CMS teacher, administrator was leader in desegregation fight and healing afterward

By Elisabeth Arriero
earriero@charlotteobserver.com

Kathleen “Kat” Crosby, a civil rights pioneer in Charlotte-Mecklenburg Schools, died last week in Houston at the age of 87. Her funeral is set for Nov. 24.

Crosby began teaching in 1946 in CMS. During her tenure, she worked closely with the system’s Head Start programs, served as principal of Billingsville Elementary and later became assistant superintendent.

Throughout, she was hailed for her successful leadership in addressing school desegregation and busing issues. She retired as superintendent in 1986 after 40 years of working in the district.
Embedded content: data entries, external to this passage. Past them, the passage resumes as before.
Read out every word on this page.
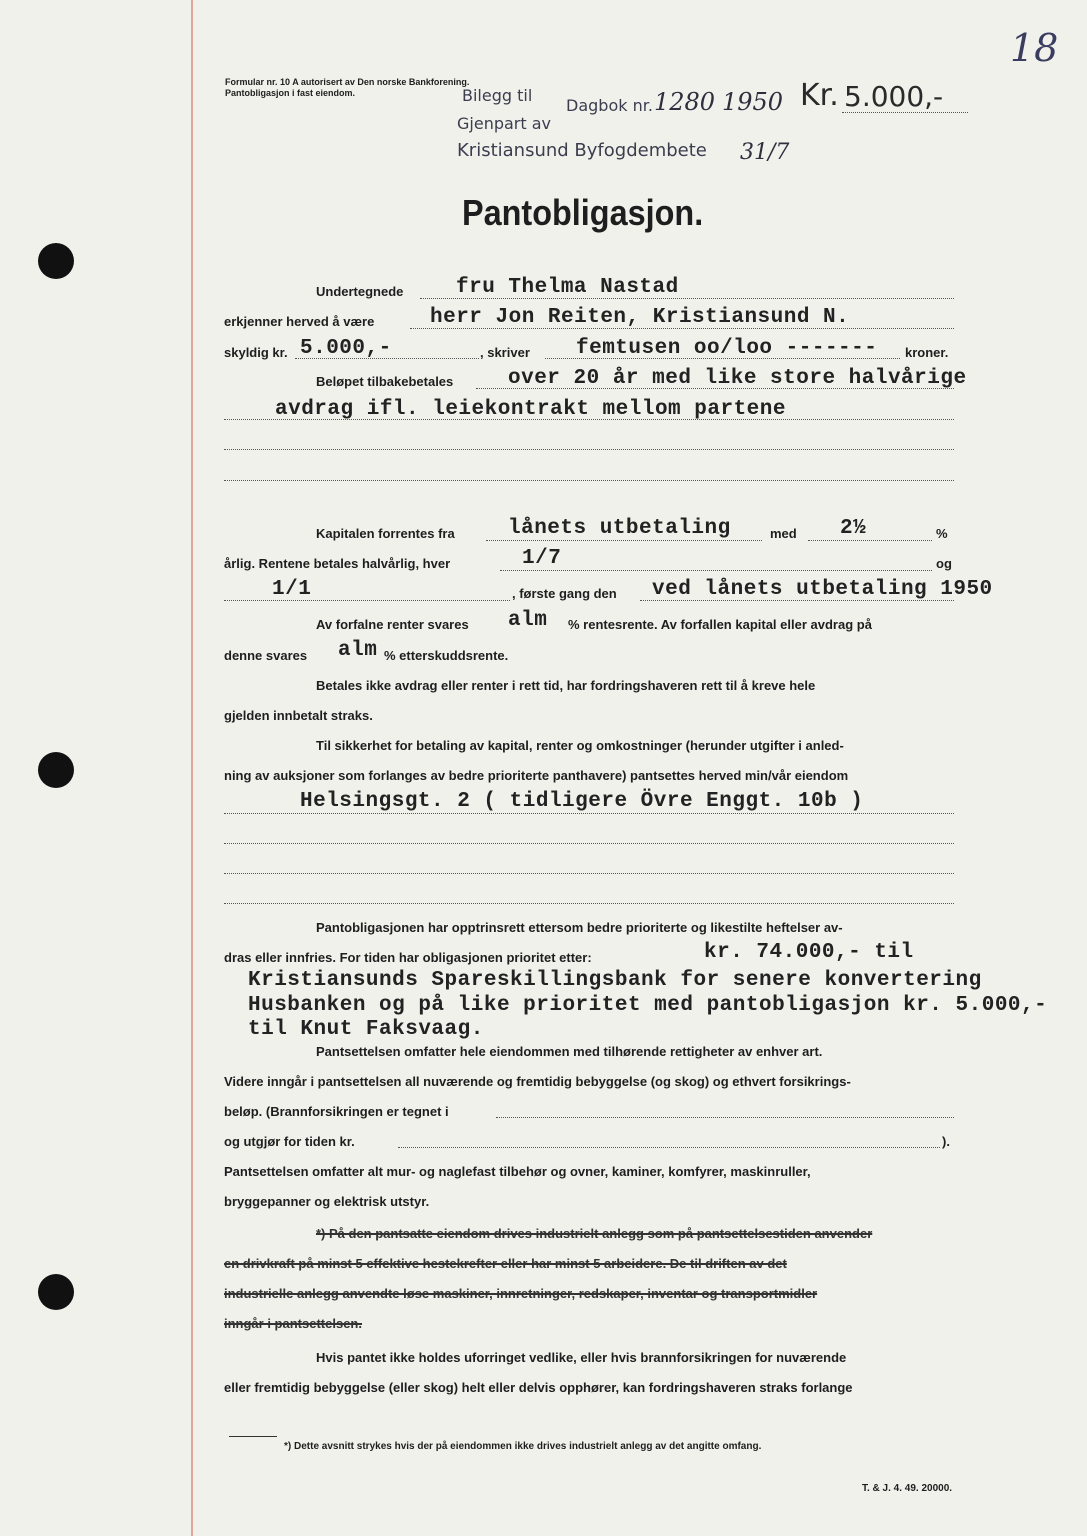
Formular nr. 10 A autorisert av Den norske Bankforening.
Pantobligasjon i fast eiendom.	Bilegg til
Dagbok nr. 1280 1950
Gjenpart av
Kristiansund Byfogdembete 31/7
Kr. 5.000,-
18
Pantobligasjon.
Undertegnede	fru Thelma Nastad
erkjenner herved å være	herr Jon Reiten, Kristiansund N.
skyldig kr. 5.000,-	, skriver femtusen oo/loo ------- kroner.
Beløpet tilbakebetales	over 20 år med like store halvårige
avdrag ifl. leiekontrakt mellom partene
Kapitalen forrentes fra	lånets utbetaling	med 2½	%
årlig. Rentene betales halvårlig, hver	1/7	og
1/1	, første gang den ved lånets utbetaling 1950
Av forfalne renter svares alm % rentesrente. Av forfallen kapital eller avdrag på
denne svares alm % etterskuddsrente.
Betales ikke avdrag eller renter i rett tid, har fordringshaveren rett til å kreve hele
gjelden innbetalt straks.
Til sikkerhet for betaling av kapital, renter og omkostninger (herunder utgifter i anled-
ning av auksjoner som forlanges av bedre prioriterte panthavere) pantsettes herved min/vår eiendom
Helsingsgt. 2 ( tidligere Övre Enggt. 10b )
Pantobligasjonen har opptrinsrett ettersom bedre prioriterte og likestilte heftelser av-
dras eller innfries. For tiden har obligasjonen prioritet etter:	kr. 74.000,- til
Kristiansunds Spareskillingsbank for senere konvertering
Husbanken og på like prioritet med pantobligasjon kr. 5.000,-
til Knut Faksvaag.
Pantsettelsen omfatter hele eiendommen med tilhørende rettigheter av enhver art.
Videre inngår i pantsettelsen all nuværende og fremtidig bebyggelse (og skog) og ethvert forsikrings-
beløp. (Brannforsikringen er tegnet i
og utgjør for tiden kr.	).
Pantsettelsen omfatter alt mur- og naglefast tilbehør og ovner, kaminer, komfyrer, maskinruller,
bryggepanner og elektrisk utstyr.
*) På den pantsatte eiendom drives industrielt anlegg som på pantsettelsestiden anvender
en drivkraft på minst 5 effektive hestekrefter eller har minst 5 arbeidere. De til driften av det
industrielle anlegg anvendte løse maskiner, innretninger, redskaper, inventar og transportmidler
inngår i pantsettelsen.
Hvis pantet ikke holdes uforringet vedlike, eller hvis brannforsikringen for nuværende
eller fremtidig bebyggelse (eller skog) helt eller delvis opphører, kan fordringshaveren straks forlange
*) Dette avsnitt strykes hvis der på eiendommen ikke drives industrielt anlegg av det angitte omfang.
T. & J. 4. 49. 20000.
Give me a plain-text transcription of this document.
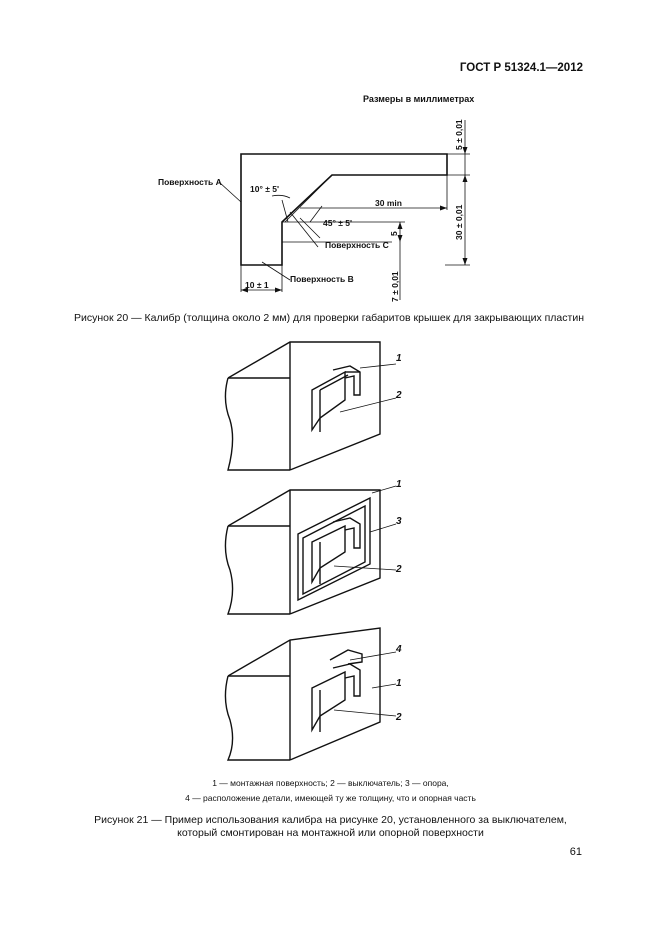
ГОСТ Р 51324.1—2012
Размеры в миллиметрах
Поверхность A
10° ± 5'
30 min
45° ± 5'
Поверхность C
Поверхность B
10 ± 1
5 ± 0,01
30 ± 0,01
5
7 ± 0,01
Рисунок 20 — Калибр (толщина около 2 мм) для проверки габаритов крышек для закрывающих пластин
1
2
1
3
2
4
1
2
1 — монтажная поверхность; 2 — выключатель; 3 — опора,
4 — расположение детали, имеющей ту же толщину, что и опорная часть
Рисунок 21 — Пример использования калибра на рисунке 20, установленного за выключателем,
который смонтирован на монтажной или опорной поверхности
61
“She really loved children. She believed that every child deserved an opportunity to become the best citizen that they could be,” former school board member Sarah Stevenson said.

Stevenson also described Crosby as a fearless defender of civil rights. She recalled one year in the early 1970s when she and Crosby helped organize a celebration for Martin Luther King Jr.’s birthday at the convention center.

The festivities were interrupted by a bomb threat, forcing participants to evacuate, Stevenson said.

“Kat came up to me and held my hand and said, ‘Sarah, let’s sing,’ ” Stevenson said. “We led the group out of the building singing ‘We Shall Overcome.’ I’ll never forget that.”

Later, when they found out there was no bomb, Crosby helped lead the group back into the building because “we were not going to be deterred,” Stevenson said.

Family friend David Belton said that while Crosby was a woman of strong conviction, she also was “down home and comical.”

When people would ask her for advice on which particular decision was the right one, she would always respond, “You know how to do,” Belton recalled with a laugh.

“She was somebody who could be trusted to tell you the truth,” Belton said. “ I think that’s what a lot of kids saw in her, too, and that’s why they just gravitated towards her.”

Belton also said that Crosby almost had a childlike optimism throughout her life. For instance, she frequently sang nursery rhymes about respecting other people and following your heart.

Working together

She also frequently emphasized the importance of working together to solve common problems, said Willie Ratchford, executive director for the Charlotte Mecklenburg Community Relations Committee.

“She was a real strong advocate for what was best for the community, and I recall she used to say, ‘We need to remember that no one of us is as good as all of us,’ ” Ratchford said. “That was her way of saying that we need to come together and begin looking out for the needs of all children if we’re going to be this world-class community.”

Crosby, who was born on March 9, 1925, in Winnsboro, S.C., graduated from Johnson C. Smith University in 1946 and earned a master’s degree from Bank Street College in New York City in 1970.

Also in 1970, she was appointed to the Charlotte-Mecklenburg Charter Commission. In 1977, she was appointed to the University of North Carolina Board of Governors.

Crosby has served as vice president of the United Community Service Board and on the Community Relations Committee, the University of North Carolina’s Board of Trustees, the Drug Education Board, and the Board of Trustees of Johnson C. Smith University.

In 1974, she was awarded the B’nai B’rith Women’s Human Relations Award, and in 1975 she was inducted into the NAACP’s Hall of Fame.

Her husband of 51 years, Joseph Crosby, died in June 2001. They have two children, Joseph Crosby Jr. and Kathy Wells.

Crosby’s funeral service will be at noon Nov. 24 at First Baptist Church-West, 1801 Oaklawn Ave., in Charlotte. Visitation will be from 10:30 a.m. to 12 noon. Interment will be at Oaklawn Cemetery.